Отец с сыном ушли, и Чир вернулся к своим.
— Завтра к двенадцати в беседку. И чтобы никто не опаздывал. Понятно?!
— 4 —
Когда на следующий день Витька подошел к беседке, все были уже в сборе. Фома держал ему место, распялив локти и развернув колени. Витька плюхнулся рядом с приятелем, сунул, не глядя, вбок руку поздороваться и уставился вниз на пучок травы, вылезший между рассохшихся досок. Фому он ни о чем не стал расспрашивать: и так все было ясно. По пути он решил, что будет держаться со всеми ровно, как если бы ничего не случилось, но оказалось, что даже это ему не под силу, и единственное, что он мог — сидеть, уставясь под ноги, чтобы, не дай: бог, не сцепиться с кем-нибудь. А ребята все никак не могли разместиться, толкались по всей беседке, тесня счастливцев, успевших усесться, выпихивали друг друга наружу.
— Все! — гаркнул Женька. — Начинаем!
Оставшиеся без мест сели на пол.
— У нас два дела. Форма и Арбуз. С чего начнем?

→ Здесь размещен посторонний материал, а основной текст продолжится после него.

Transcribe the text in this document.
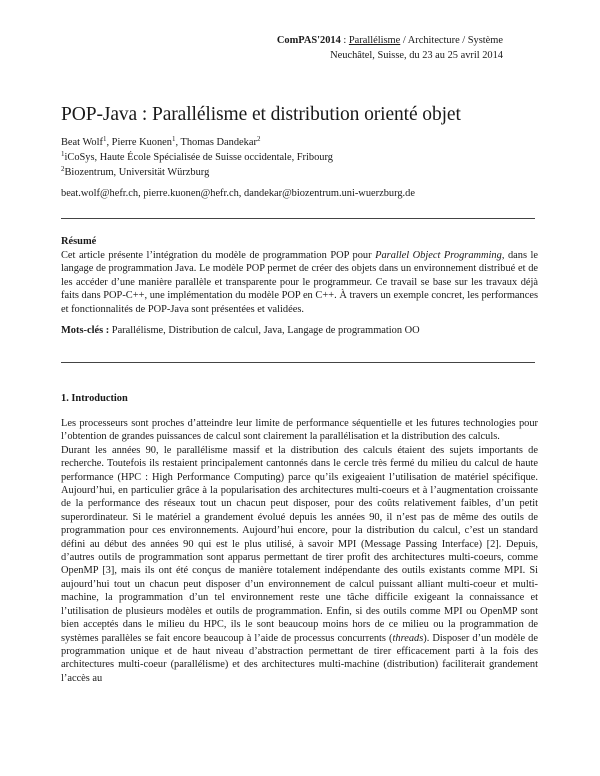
ComPAS'2014 : Parallélisme / Architecture / Système
Neuchâtel, Suisse, du 23 au 25 avril 2014
POP-Java : Parallélisme et distribution orienté objet
Beat Wolf$^1$, Pierre Kuonen$^1$, Thomas Dandekar$^2$
$^1$iCoSys, Haute École Spécialisée de Suisse occidentale, Fribourg
$^2$Biozentrum, Universität Würzburg
beat.wolf@hefr.ch, pierre.kuonen@hefr.ch, dandekar@biozentrum.uni-wuerzburg.de
Résumé

Cet article présente l’intégration du modèle de programmation POP pour Parallel Object Programming, dans le langage de programmation Java. Le modèle POP permet de créer des objets dans un environnement distribué et de les accéder d’une manière parallèle et transparente pour le programmeur. Ce travail se base sur les travaux déjà faits dans POP-C++, une implémentation du modèle POP en C++. À travers un exemple concret, les performances et fonctionnalités de POP-Java sont présentées et validées.

Mots-clés : Parallélisme, Distribution de calcul, Java, Langage de programmation OO

1. Introduction

Les processeurs sont proches d’atteindre leur limite de performance séquentielle et les futures technologies pour l’obtention de grandes puissances de calcul sont clairement la parallélisation et la distribution des calculs.

Durant les années 90, le parallélisme massif et la distribution des calculs étaient des sujets importants de recherche. Toutefois ils restaient principalement cantonnés dans le cercle très fermé du milieu du calcul de haute performance (HPC : High Performance Computing) parce qu’ils exigeaient l’utilisation de matériel spécifique. Aujourd’hui, en particulier grâce à la popularisation des architectures multi-coeurs et à l’augmentation croissante de la performance des réseaux tout un chacun peut disposer, pour des coûts relativement faibles, d’un petit superordinateur. Si le matériel a grandement évolué depuis les années 90, il n’est pas de même des outils de programmation pour ces environnements. Aujourd’hui encore, pour la distribution du calcul, c’est un standard défini au début des années 90 qui est le plus utilisé, à savoir MPI (Message Passing Interface) [2]. Depuis, d’autres outils de programmation sont apparus permettant de tirer profit des architectures multi-coeurs, comme OpenMP [3], mais ils ont été conçus de manière totalement indépendante des outils existants comme MPI. Si aujourd’hui tout un chacun peut disposer d’un environnement de calcul puissant alliant multi-coeur et multi-machine, la programmation d’un tel environnement reste une tâche difficile exigeant la connaissance et l’utilisation de plusieurs modèles et outils de programmation. Enfin, si des outils comme MPI ou OpenMP sont bien acceptés dans le milieu du HPC, ils le sont beaucoup moins hors de ce milieu ou la programmation de systèmes parallèles se fait encore beaucoup à l’aide de processus concurrents (threads). Disposer d’un modèle de programmation unique et de haut niveau d’abstraction permettant de tirer efficacement parti à la fois des architectures multi-coeur (parallélisme) et des architectures multi-machine (distribution) faciliterait grandement l’accès au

Начали с формы. Давно, когда только образовались команды, было решено, что обе выходят на поле в одинаковой форме — знак принадлежности к одному клубу. О цветах в свое время спорили долго, пока не сошлись на красных футболках и черных трусах. Кеды и трусы входили в школьный физкультурный костюм и были у всех, а с футболками и гетрами дело обстояло-много хуже. Гетры в конце концов были не столь важны. Футболки же нужны были позарез, а еще по крайней мере человек семь и знать не знали, как им достать форму. Разбирались подробно с каждым, и не два ума, а двадцать подсказывали наперебой, где и как, откуда. Никого не отпускали без точного ответа, а Женька записывал все сроки. Став капитаном, он сразу завел себе перекидной блокнотик, в который заносил все, что касалось организационных дел. Больше всех старался с советами Фома, и с ним же провозились дольше всего.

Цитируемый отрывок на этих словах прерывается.